Using the black box approach, a tester considers the software-under test to be an opaque box. There is no knowledge of its inner structure (i.e., how it works). The tester only has knowledge of what it does. The size of the software-under-test using this approach can vary from a simple module, member function, or object cluster to a subsystem or a complete Software system. The description of behavior or functionality for the software-under-test may come from a formal specification, an Input/Process/Output Diagram (IPO), or a well-defined set of pre and post conditions. Another source for information is a requirements specification document that usually describes the functionality of the software-under-test and its inputs and expected outputs. The tester provides the specified inputs to the software-under-test, runs the test and then determines if the outputs produced are equivalent to those in the specification. Because the black box approach only considers software behavior and functionality, it is often called functional or specification-based testing. This approach is especially useful for revealing requirements and specification defects.


The white box approach focuses on the inner structure of the software to be tested. To design test cases using this strategy the tester must have knowledge of that structure. The code, or a suitable pseudo codelike representation must be available. The tester selects test cases to exercise specific internal structural elements to determine if they are working properly. For example, test cases are often designed to exercise all statements or true/false branches that occur in a module or member function. Since designing, executing, and analyzing the results of white


box testing is very time consuming, this strategy is usually applied to smaller-sized pieces of software such as a module or member function. The reasons for the size restriction will become more apparent in Chapter 5 where the white box strategy is described in more detail. White box testing methods are especially useful for revealing design and code-based control, logic and sequence defects, initialization defects, and data flow defects.

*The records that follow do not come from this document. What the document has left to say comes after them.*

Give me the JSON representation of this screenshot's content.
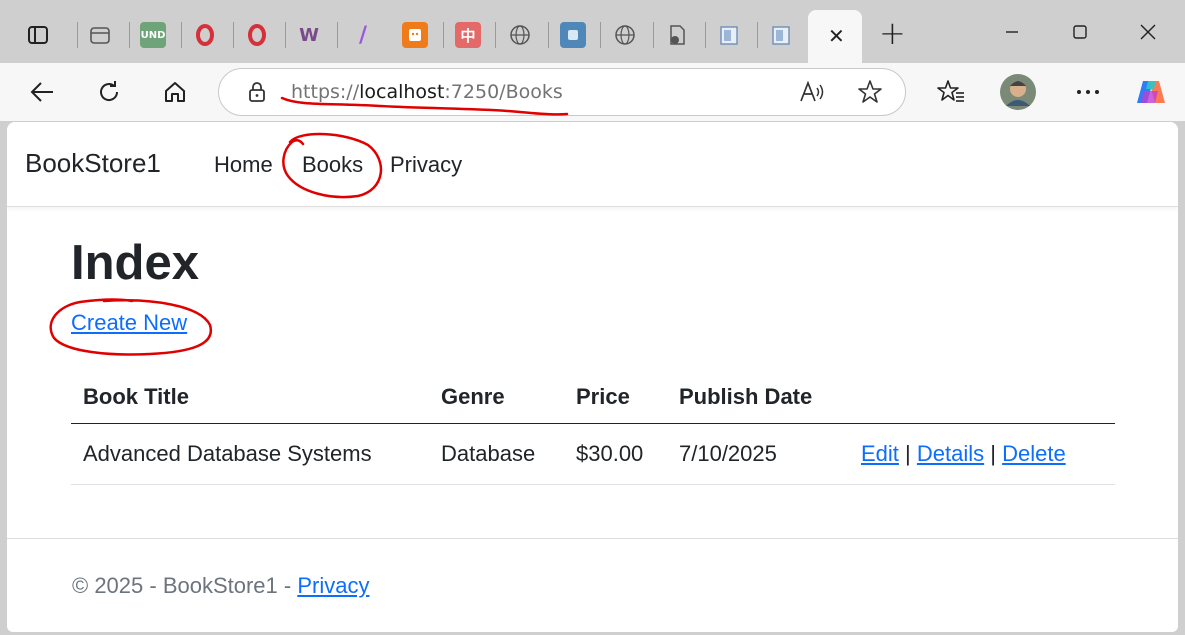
{
  "browser": {
    "active_tab_close": "✕",
    "new_tab": "+",
    "url_scheme": "https://",
    "url_host": "localhost",
    "url_path": ":7250/Books"
  },
  "page": {
    "brand": "BookStore1",
    "nav": {
      "home": "Home",
      "books": "Books",
      "privacy": "Privacy"
    },
    "heading": "Index",
    "create_link": "Create New",
    "table": {
      "headers": [
        "Book Title",
        "Genre",
        "Price",
        "Publish Date"
      ],
      "rows": [
        {
          "title": "Advanced Database Systems",
          "genre": "Database",
          "price": "$30.00",
          "date": "7/10/2025",
          "edit": "Edit",
          "sep1": "|",
          "details": "Details",
          "sep2": "|",
          "delete": "Delete"
        }
      ]
    },
    "footer": {
      "text": "© 2025 - BookStore1 - ",
      "privacy": "Privacy"
    }
  },
  "colors": {
    "link": "#0d6efd",
    "annotation": "#e00000",
    "tab_strip": "#cfcfcf"
  },
  "icons": [
    "tab-actions-icon",
    "refresh-icon",
    "home-icon",
    "lock-icon",
    "read-aloud-icon",
    "favorite-star-icon",
    "favorites-icon",
    "profile-avatar",
    "more-icon",
    "copilot-icon"
  ]
}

The smart tester knows that to achieve the goal of providing users with low-defect, high-quality software, both of these strategies should be used to design test cases. Both support the tester with the task of selecting the finite number of test cases that will be applied during test. Neither approach by itself is guaranteed to reveal all defects types we have studied in Chapter 3. The approaches complement each other; each may be useful for revealing certain types of defects. With a suite of test cases designed using both strategies the tester increases the chances of revealing the many different type of defects in the software under test. The tester will also have an effective set of reusable test cases for regression testing (re-test after changes), and for testing new releases of the software.


There is a great deal of material to introduce to the reader relating to both of these strategies. To facilitate the learning process, the material has been partitioned into two chapters. This chapter focuses on black box methods, and Chapter 5 will describe white box methods and how to apply them to design test cases.